A iniciativa pretende ampliar o acesso ao crédito e aliviar o peso das dívidas, especialmente para empreendedores de menor porte. Em entrevista ao programa Bom Dia, Ministro, nesta terça-feira (28), o ministro do Empreendedorismo, Paulo Pereira, afirmou que o desenho do programa ainda está em debate, incluindo alternativas como descontos ou reestruturação dos débitos, mas destacou que o foco nos pequenos negócios será central.
Segundo ele, o cenário atual exige medidas de alívio financeiro. O ministro apontou que fatores como os impactos da pandemia, juros elevados e o crescimento de gastos com apostas online contribuíram para o aumento do endividamento das famílias e empresas. A avaliação é de que reduzir esse quadro é essencial para estimular a economia e permitir que pequenos empreendimentos voltem a crescer.
Este será o quinto programa de renegociação lançado desde 2023, após iniciativas como o Desenrola Brasil, o Desenrola Pequenos Negócios, o Desenrola Fies e o Desenrola Rural. No caso específico das empresas de menor porte, o programa anterior renegociou cerca de R$ 7,5 bilhões em dívidas, beneficiando aproximadamente 120 mil negócios, com descontos que chegaram a 95%.

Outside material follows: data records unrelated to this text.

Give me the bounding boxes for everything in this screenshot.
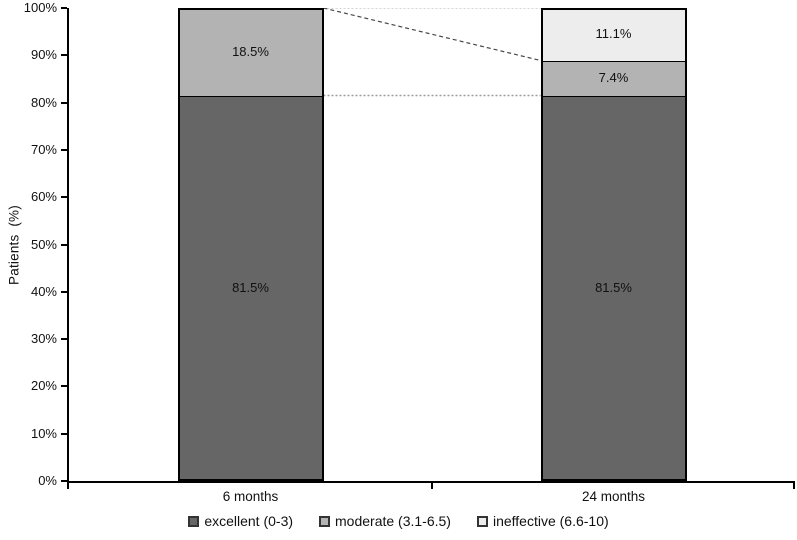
y-tick-label: 20% [30, 378, 57, 394]
segment-divider [177, 94, 324, 97]
y-tick-mark [61, 432, 67, 435]
y-tick-mark [61, 338, 67, 341]
legend-label: excellent (0-3) [204, 513, 294, 529]
y-tick-label: 90% [30, 47, 57, 63]
y-tick-label: 50% [30, 236, 57, 252]
y-tick-mark [61, 7, 67, 9]
bar-segment [177, 8, 324, 96]
plot-area: 0% 10% 20% 30% 40% 50% 60% 70% 80% 90% 100% 81.5% 18… [24, 1, 795, 504]
y-tick-label: 30% [30, 331, 57, 347]
legend-marker-icon [188, 515, 200, 527]
connector-line [323, 8, 541, 62]
x-axis-tick-right [793, 481, 795, 489]
legend-marker-icon [319, 515, 331, 527]
x-category-label: 6 months [222, 489, 279, 504]
y-tick-label: 10% [30, 425, 57, 441]
legend-item: ineffective (6.6-10) [476, 513, 609, 529]
bar-segment [177, 95, 324, 481]
bar-segment [540, 95, 687, 481]
y-axis-extension [67, 481, 69, 489]
bar-segment [540, 8, 687, 61]
y-tick-mark [61, 196, 67, 199]
y-tick-mark [61, 243, 67, 246]
y-tick-mark [61, 54, 67, 57]
y-tick-mark [61, 480, 67, 482]
y-tick-label: 70% [30, 141, 57, 157]
y-tick-mark [61, 101, 67, 104]
chart-legend: excellent (0-3) moderate (3.1-6.5) ineffec… [0, 507, 797, 535]
bar-segment [540, 60, 687, 96]
y-tick-label: 0% [38, 473, 57, 488]
legend-item: moderate (3.1-6.5) [319, 513, 451, 529]
y-tick-label: 80% [30, 94, 57, 110]
y-tick-label: 100% [23, 0, 57, 15]
y-tick-mark [61, 290, 67, 293]
legend-marker-icon [476, 515, 488, 527]
y-tick-mark [61, 148, 67, 151]
y-tick-label: 60% [30, 189, 57, 205]
legend-item: excellent (0-3) [188, 513, 293, 529]
segment-divider [540, 94, 687, 97]
segment-divider [540, 59, 687, 62]
legend-label: moderate (3.1-6.5) [335, 513, 451, 529]
y-tick-mark [61, 385, 67, 388]
x-axis-tick-middle [431, 481, 433, 489]
x-category-label: 24 months [581, 489, 646, 504]
legend-label: ineffective (6.6-10) [492, 513, 609, 529]
y-tick-label: 40% [30, 283, 57, 299]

A nova rodada deve incluir também mecanismos voltados às pessoas físicas, considerando que grande parte dos empreendedores atua na informalidade. O governo avalia que programas anteriores tiveram impacto significativo ao atingir milhões de brasileiros e melhorar as condições de crédito.
Entre as possibilidades em estudo está o uso do Fundo de Garantia do Tempo de Serviço (FGTS) como garantia para renegociação, com limites definidos para evitar comprometimento excessivo dos recursos. A proposta também prevê a participação do Fundo Garantidor de Operações (FGO), que deve dar suporte às operações junto às instituições financeiras.
A expectativa é que o programa contemple dívidas mais caras, como as de cartão de crédito, cheque especial e crédito direto ao consumidor, com exigência de redução nas taxas de juros. Atualmente, essas linhas podem atingir juros mensais entre 6% e 10%, o que dificulta a quitação dos débitos.
O governo estima que os descontos possam chegar a até 90%, dependendo das condições negociadas com os bancos. Ainda assim, integrantes da equipe econômica reforçam que a medida será excepcional, sem previsão de recorrência, e voltada a um momento específico de pressão econômica sobre famílias e empresas.
A previsão é de que o novo Desenrola alcance milhões de brasileiros, ampliando o alcance das edições anteriores, que já beneficiaram cerca de 15 milhões de pessoas e movimentaram mais de R$ 50 bilhões em renegociações.